L’affiche telle qu’on la connaît est peut-être promise à disparaître.

«A très court terme, d’ici 5 ans, il n’y aura plus d’affiches, pronostique Stanislas Choko. Il n’y a déjà plus de pellicule, c’est logique».

Pour Jacques Ayroles aussi, l’affiche de demain sera numérique, «déclinée sous diverses formes: sur téléphone, ordinateur, panneaux Decaux. Puis viendront les affiches en 3D».

Le papier pourrait être réservé à des produits occasionnels, pour des coffrets collector par exemple, qui en feraient un produit dérivé (vaguement) haut de gamme. Mais ce n’est pas encore pour tout de suite: «L’affiche numérique? C’est possible… Pour le moment, je n’y ai pas réfléchi…», s’étonne Eric Lagesse.

Autrefois objet publicitaire d’exception, l’affiche pourrait mourir de sa banalisation [4], outil de promotion parmi d’autres –et pas le plus efficace, cinéma d’auteur excepté.

L’âge d’or vendu à prix d’or

Quant à l’affiche d’antan, elle vit désormais sur ebay ou dans les salles de vente. En 2005, le cabinet Cornette Saint-Cyr avait vendu l’affiche des Tueurs (Robert Siodmak) 3500 euros – hors frais, celles du Mépris (Godard) et de Vacances Romaines (Wyler) s’enlevant à 2200 euros.

En juin 2008, lors d’une vente à Drouot, Jean-Louis Capitaine citait des chiffres autrement plus impressionnants: 300.000 dollars pour l’affiche originale de Frankenstein… et 795.000 dollars pour celle de Métropolis! Et le producteur Hervé Truffaut d’observer, placide, que, «La Ruée vers l’or, (…), ça vaut 10.000 euros… Pour aujourd’hui, c’est pas très cher…»

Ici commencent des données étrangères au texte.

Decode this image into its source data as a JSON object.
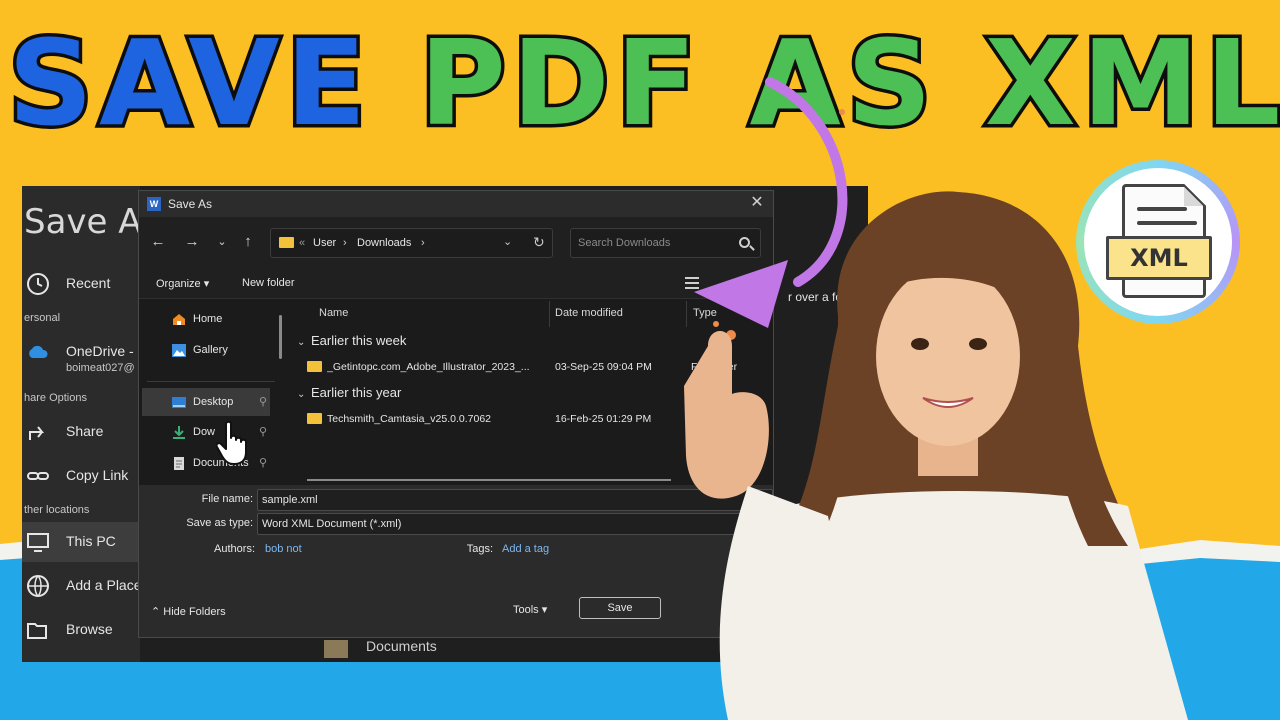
{
  "headline": {
    "word1": "SAVE",
    "word2": "PDF AS XML"
  },
  "back_window": {
    "title": "Save As",
    "recent": "Recent",
    "section_personal": "ersonal",
    "onedrive": "OneDrive -",
    "onedrive_account": "boimeat027@",
    "section_share": "hare Options",
    "share": "Share",
    "copy_link": "Copy Link",
    "section_other": "ther locations",
    "this_pc": "This PC",
    "add_place": "Add a Place",
    "browse": "Browse",
    "hint": "r over a folder.",
    "docs": "Documents"
  },
  "dialog": {
    "title": "Save As",
    "address": {
      "prefix": "«",
      "crumb1": "User",
      "crumb2": "Downloads"
    },
    "search_placeholder": "Search Downloads",
    "toolbar": {
      "organize": "Organize ▾",
      "new_folder": "New folder"
    },
    "nav_items": [
      {
        "label": "Home"
      },
      {
        "label": "Gallery"
      },
      {
        "label": "Desktop"
      },
      {
        "label": "Dow"
      },
      {
        "label": "Documents"
      }
    ],
    "columns": {
      "name": "Name",
      "date": "Date modified",
      "type": "Type"
    },
    "groups": [
      {
        "label": "Earlier this week",
        "files": [
          {
            "name": "_Getintopc.com_Adobe_Illustrator_2023_...",
            "date": "03-Sep-25 09:04 PM",
            "type": "File folder"
          }
        ]
      },
      {
        "label": "Earlier this year",
        "files": [
          {
            "name": "Techsmith_Camtasia_v25.0.0.7062",
            "date": "16-Feb-25 01:29 PM",
            "type": "File folder"
          }
        ]
      }
    ],
    "file_name_label": "File name:",
    "file_name_value": "sample.xml",
    "save_type_label": "Save as type:",
    "save_type_value": "Word XML Document (*.xml)",
    "authors_label": "Authors:",
    "authors_value": "bob not",
    "tags_label": "Tags:",
    "tags_value": "Add a tag",
    "hide_folders": "Hide Folders",
    "tools": "Tools",
    "save": "Save"
  },
  "badge": {
    "label": "XML"
  },
  "colors": {
    "title_blue": "#1e63e0",
    "title_green": "#4cbf55",
    "bg_yellow": "#fbbf24",
    "bg_blue": "#22a7e8",
    "arrow_purple": "#c178e6"
  }
}
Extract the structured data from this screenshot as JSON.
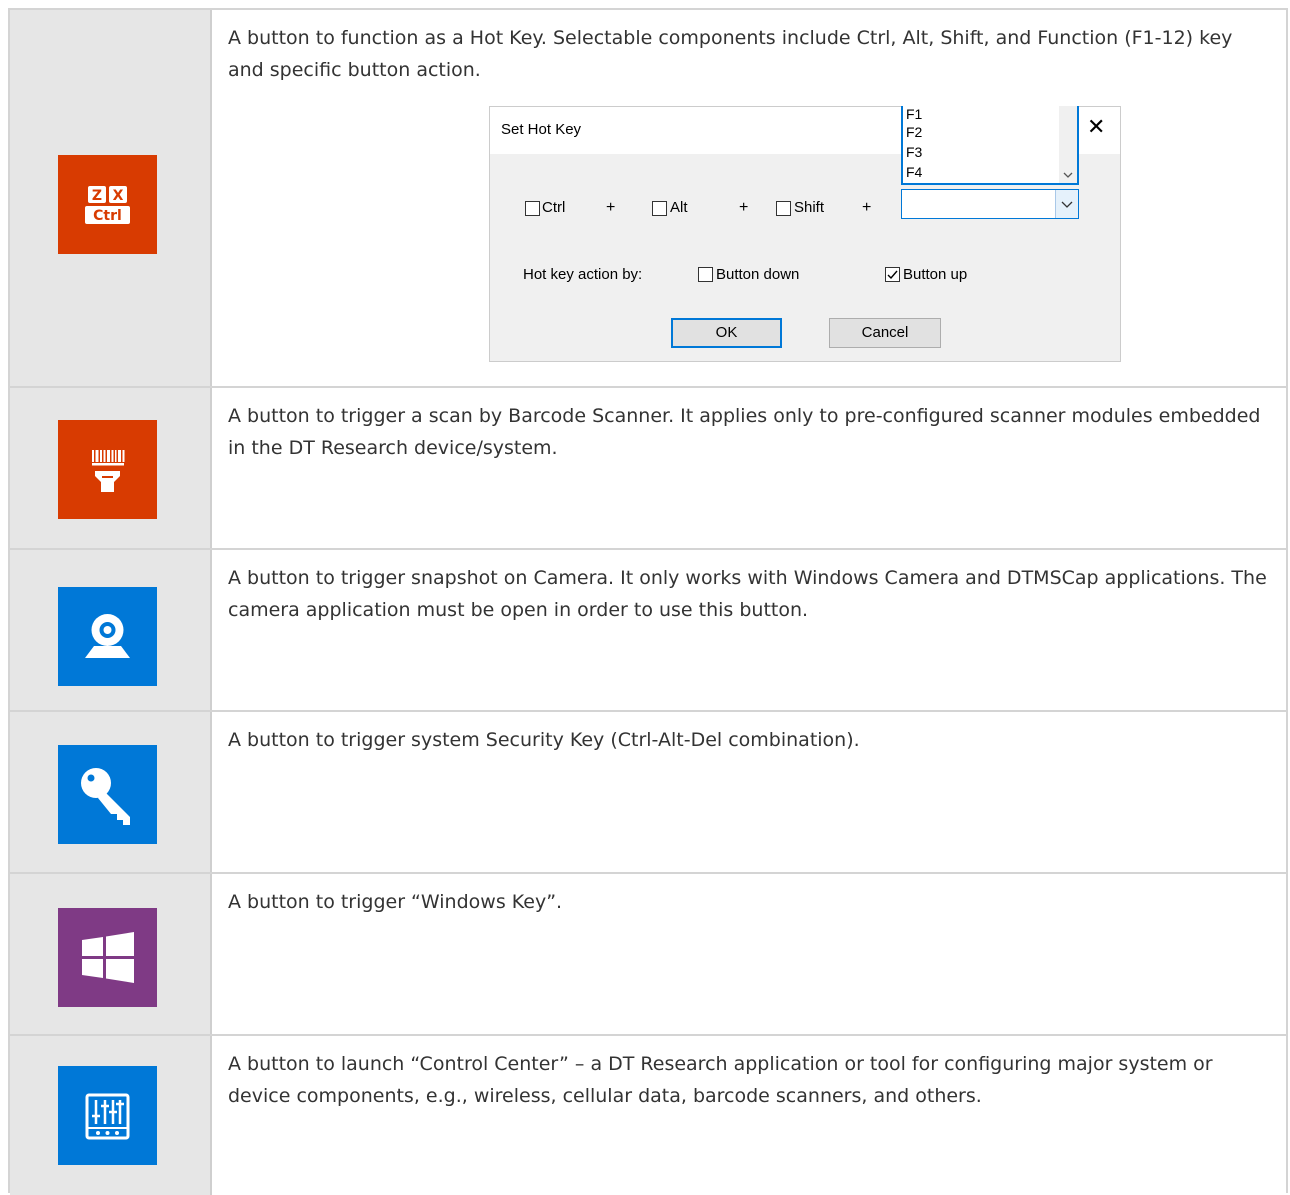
{
  "rows": [
    {
      "icon": "ctrl-hotkey-icon",
      "text": "A button to function as a Hot Key. Selectable components include Ctrl, Alt, Shift, and Function (F1-12) key and specific button action."
    },
    {
      "icon": "barcode-scanner-icon",
      "text": "A button to trigger a scan by Barcode Scanner. It applies only to pre-configured scanner modules embedded in the DT Research device/system."
    },
    {
      "icon": "camera-icon",
      "text": "A button to trigger snapshot on Camera. It only works with Windows Camera and DTMSCap applications. The camera application must be open in order to use this button."
    },
    {
      "icon": "key-icon",
      "text": "A button to trigger system Security Key (Ctrl-Alt-Del combination)."
    },
    {
      "icon": "windows-icon",
      "text": "A button to trigger “Windows Key”."
    },
    {
      "icon": "control-center-icon",
      "text": "A button to launch “Control Center” – a DT Research application or tool for configuring major system or device components, e.g., wireless, cellular data, barcode scanners, and others."
    }
  ],
  "icon_glyphs": {
    "z": "Z",
    "x": "X",
    "ctrl": "Ctrl"
  },
  "dialog": {
    "title": "Set Hot Key",
    "close": "✕",
    "ctrl": "Ctrl",
    "alt": "Alt",
    "shift": "Shift",
    "plus": "+",
    "fkeys": [
      "F1",
      "F2",
      "F3",
      "F4"
    ],
    "action_label": "Hot key action by:",
    "button_down": "Button down",
    "button_up": "Button up",
    "button_down_checked": false,
    "button_up_checked": true,
    "ok": "OK",
    "cancel": "Cancel"
  },
  "colors": {
    "orange": "#d83b01",
    "blue": "#0078d7",
    "purple": "#7f3a85",
    "accent": "#0078d7"
  }
}
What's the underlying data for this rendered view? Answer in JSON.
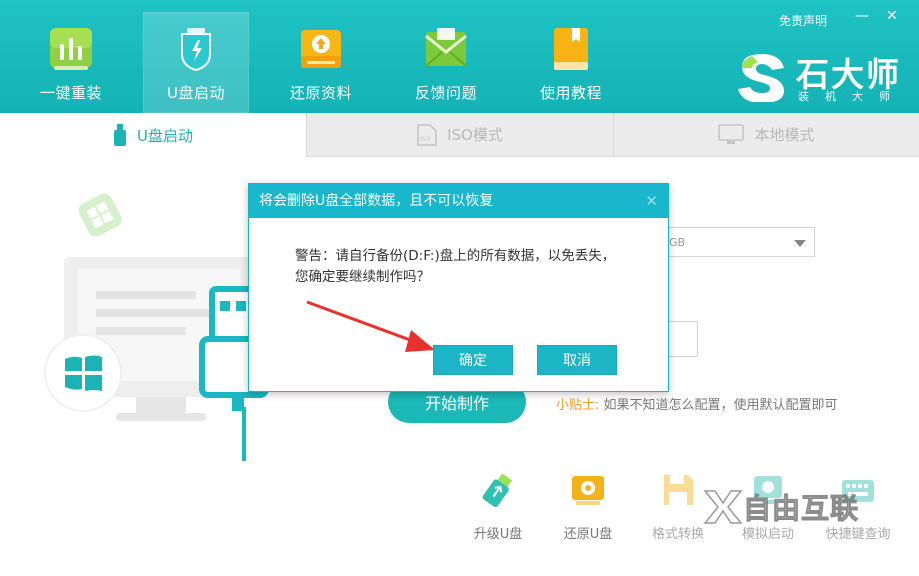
{
  "window": {
    "disclaimer": "免责声明",
    "minimize": "—",
    "close": "✕"
  },
  "nav": {
    "items": [
      {
        "label": "一键重装",
        "icon": "chart-icon"
      },
      {
        "label": "U盘启动",
        "icon": "usb-shield-icon"
      },
      {
        "label": "还原资料",
        "icon": "restore-upload-icon"
      },
      {
        "label": "反馈问题",
        "icon": "envelope-icon"
      },
      {
        "label": "使用教程",
        "icon": "book-icon"
      }
    ],
    "active_index": 1
  },
  "logo": {
    "title": "石大师",
    "subtitle": "装机大师"
  },
  "subtabs": [
    {
      "label": "U盘启动",
      "icon": "usb-drive-icon"
    },
    {
      "label": "ISO模式",
      "icon": "iso-file-icon"
    },
    {
      "label": "本地模式",
      "icon": "monitor-icon"
    }
  ],
  "main": {
    "device_select_value": "GB",
    "start_button": "开始制作",
    "tip_label": "小贴士:",
    "tip_text": "如果不知道怎么配置，使用默认配置即可"
  },
  "tools": [
    {
      "label": "升级U盘",
      "icon": "usb-upgrade-icon"
    },
    {
      "label": "还原U盘",
      "icon": "usb-restore-icon"
    },
    {
      "label": "格式转换",
      "icon": "floppy-icon"
    },
    {
      "label": "模拟启动",
      "icon": "simulate-icon"
    },
    {
      "label": "快捷键查询",
      "icon": "keyboard-icon"
    }
  ],
  "watermark": {
    "text": "自由互联"
  },
  "dialog": {
    "title": "将会删除U盘全部数据，且不可以恢复",
    "message_line1": "警告：请自行备份(D:F:)盘上的所有数据，以免丢失，",
    "message_line2": "您确定要继续制作吗？",
    "confirm": "确定",
    "cancel": "取消",
    "close": "✕"
  },
  "colors": {
    "accent": "#1bb8b8",
    "dialog_title": "#19b7cc",
    "tip_label": "#f0a030",
    "arrow": "#e8322e"
  }
}
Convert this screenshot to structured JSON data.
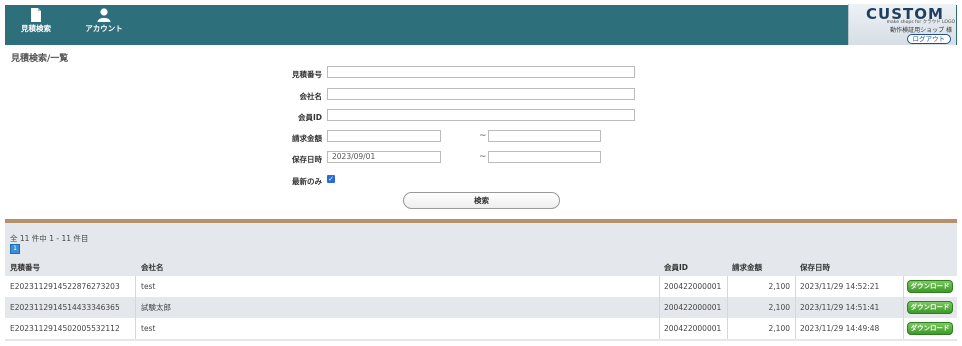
{
  "header": {
    "nav": [
      {
        "label": "見積検索",
        "icon": "document-icon"
      },
      {
        "label": "アカウント",
        "icon": "user-icon"
      }
    ],
    "brand": {
      "logo": "CUSTOM",
      "tagline": "make shops for クラウド LOGO",
      "shop_name": "動作検証用ショップ 様",
      "logout_label": "ログアウト"
    },
    "bar_color": "#2e6f7c"
  },
  "search": {
    "title": "見積検索/一覧",
    "fields": {
      "quote_no_label": "見積番号",
      "company_label": "会社名",
      "member_id_label": "会員ID",
      "amount_label": "請求金額",
      "date_label": "保存日時",
      "date_from_value": "2023/09/01",
      "latest_only_label": "最新のみ",
      "latest_only_checked": true,
      "range_separator": "~"
    },
    "button_label": "検索"
  },
  "results": {
    "count_text": "全 11 件中 1 - 11 件目",
    "current_page": "1",
    "headers": {
      "quote_no": "見積番号",
      "company": "会社名",
      "member_id": "会員ID",
      "amount": "請求金額",
      "saved_at": "保存日時"
    },
    "download_label": "ダウンロード",
    "rows": [
      {
        "quote_no": "E2023112914522876273203",
        "company": "test",
        "member_id": "200422000001",
        "amount": "2,100",
        "saved_at": "2023/11/29 14:52:21"
      },
      {
        "quote_no": "E2023112914514433346365",
        "company": "試験太郎",
        "member_id": "200422000001",
        "amount": "2,100",
        "saved_at": "2023/11/29 14:51:41"
      },
      {
        "quote_no": "E2023112914502005532112",
        "company": "test",
        "member_id": "200422000001",
        "amount": "2,100",
        "saved_at": "2023/11/29 14:49:48"
      }
    ]
  }
}
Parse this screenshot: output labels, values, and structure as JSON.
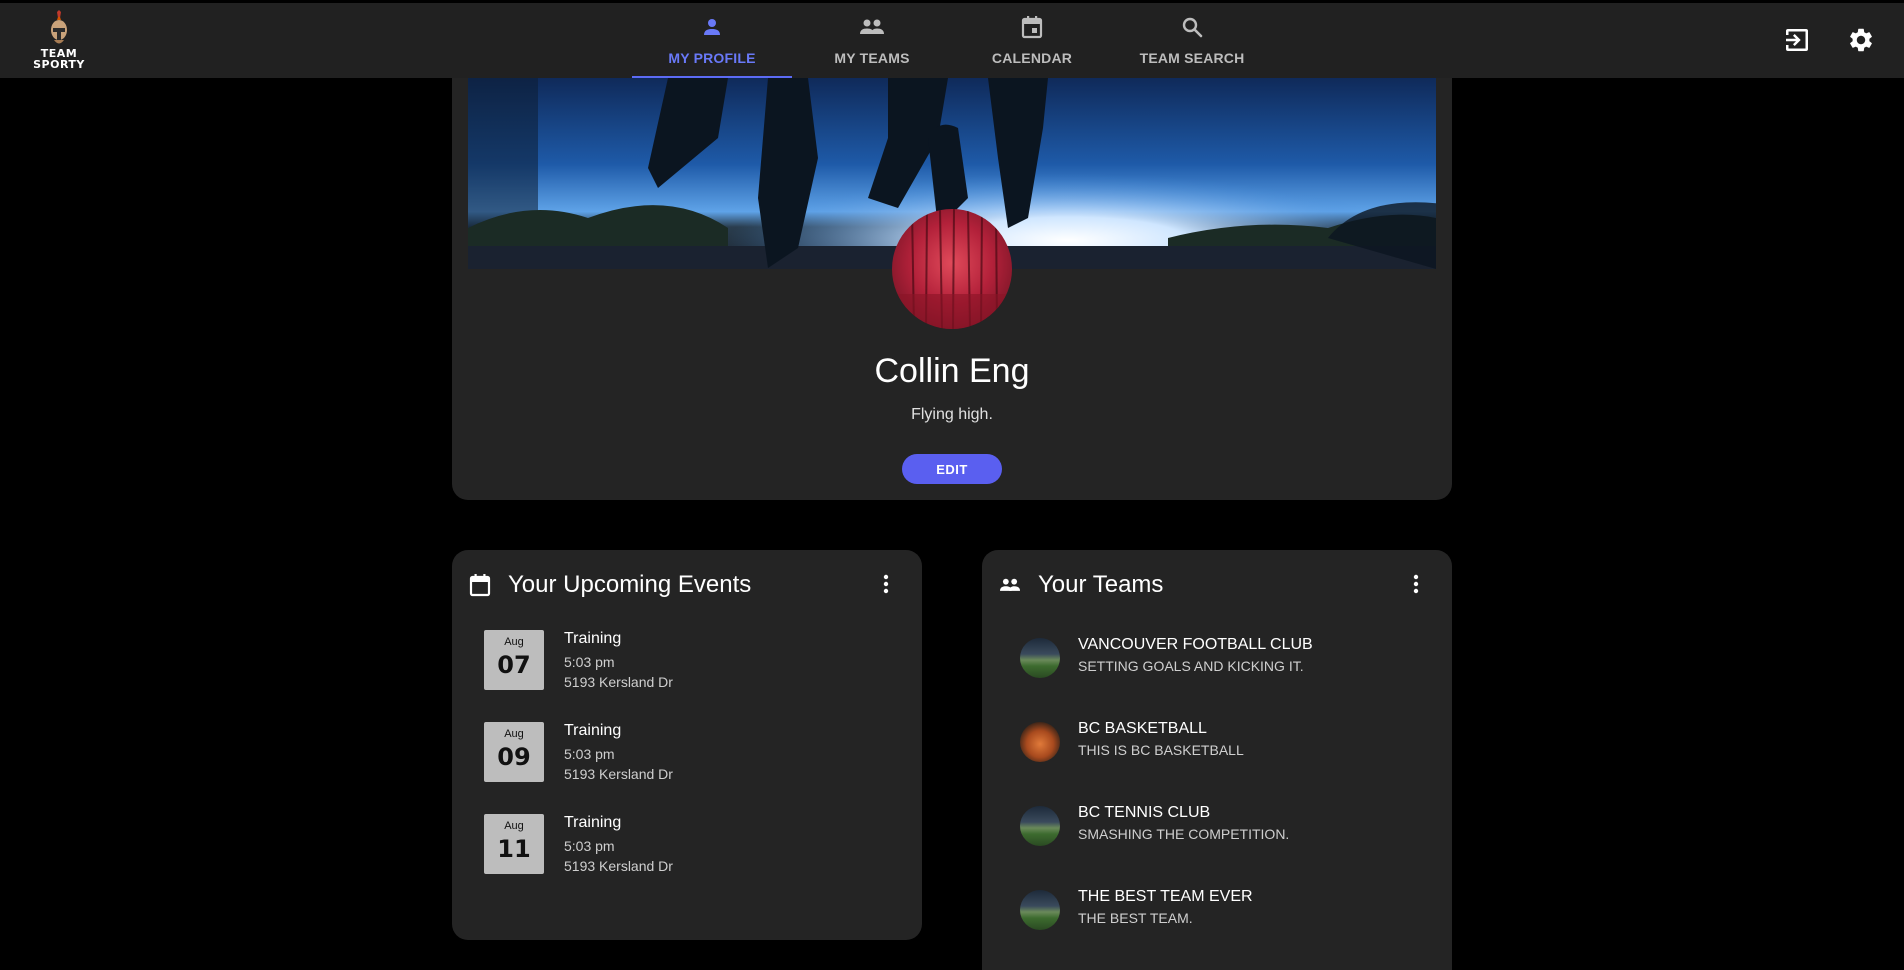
{
  "app": {
    "logo_line1": "TEAM",
    "logo_line2": "SPORTY"
  },
  "nav": {
    "items": [
      {
        "label": "MY PROFILE",
        "icon": "person-icon",
        "active": true
      },
      {
        "label": "MY TEAMS",
        "icon": "group-icon",
        "active": false
      },
      {
        "label": "CALENDAR",
        "icon": "calendar-icon",
        "active": false
      },
      {
        "label": "TEAM SEARCH",
        "icon": "search-icon",
        "active": false
      }
    ],
    "accent_color": "#5c6bf5"
  },
  "top_actions": {
    "logout_icon": "logout-icon",
    "settings_icon": "gear-icon"
  },
  "profile": {
    "name": "Collin Eng",
    "bio": "Flying high.",
    "edit_label": "EDIT"
  },
  "events": {
    "title": "Your Upcoming Events",
    "items": [
      {
        "month": "Aug",
        "day": "07",
        "title": "Training",
        "time": "5:03 pm",
        "location": "5193 Kersland Dr"
      },
      {
        "month": "Aug",
        "day": "09",
        "title": "Training",
        "time": "5:03 pm",
        "location": "5193 Kersland Dr"
      },
      {
        "month": "Aug",
        "day": "11",
        "title": "Training",
        "time": "5:03 pm",
        "location": "5193 Kersland Dr"
      }
    ]
  },
  "teams": {
    "title": "Your Teams",
    "items": [
      {
        "name": "VANCOUVER FOOTBALL CLUB",
        "description": "SETTING GOALS AND KICKING IT."
      },
      {
        "name": "BC BASKETBALL",
        "description": "THIS IS BC BASKETBALL"
      },
      {
        "name": "BC TENNIS CLUB",
        "description": "SMASHING THE COMPETITION."
      },
      {
        "name": "THE BEST TEAM EVER",
        "description": "THE BEST TEAM."
      }
    ]
  }
}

Un investissement peu risqué ? Reste aux amateurs à deviner quelles affiches aujourd’hui vaudront de l’or demain.

Jean-Marc Proust

[1] Des affiches marquées par le constructivisme (the Shining, The Man with the golden arm). Saul Bass officia aussi dans le générique (Vertigo). Retour à l'article.

[2] Ce n’est pas une nouveauté. Le mode portait et le mode narratif (une scène illustrant le film) ont toujours coexisté. C’est même “le code le plus ancien de l’affiche cinématographique” (Daniel Bo). Retour à l'article.

[3] Les clients sont des distributeurs mais aussi des éditeurs de DVD, qui souhaitent parfois «repositionner le film par rapport au marché précédent, celui de la salle» et refaire une jaquette en conséquence. Certains films politiques américains seront ainsi positionnés en thrillers parce que «sur le marché vidéo, c’est ce genre de films qui performe le mieux», observe Amélie Rix. Médiamétrie ne communique pas ses tarifs mais indique que ses prestations sont «une larmichette» dans le budget d’un film... Retour à l'article.

[4] Dans un autre secteur, le tourisme, les affiches ont suivi la même pente, déclinant aujourd’hui du soleil et des plages stéréotypés. Retour à l'article.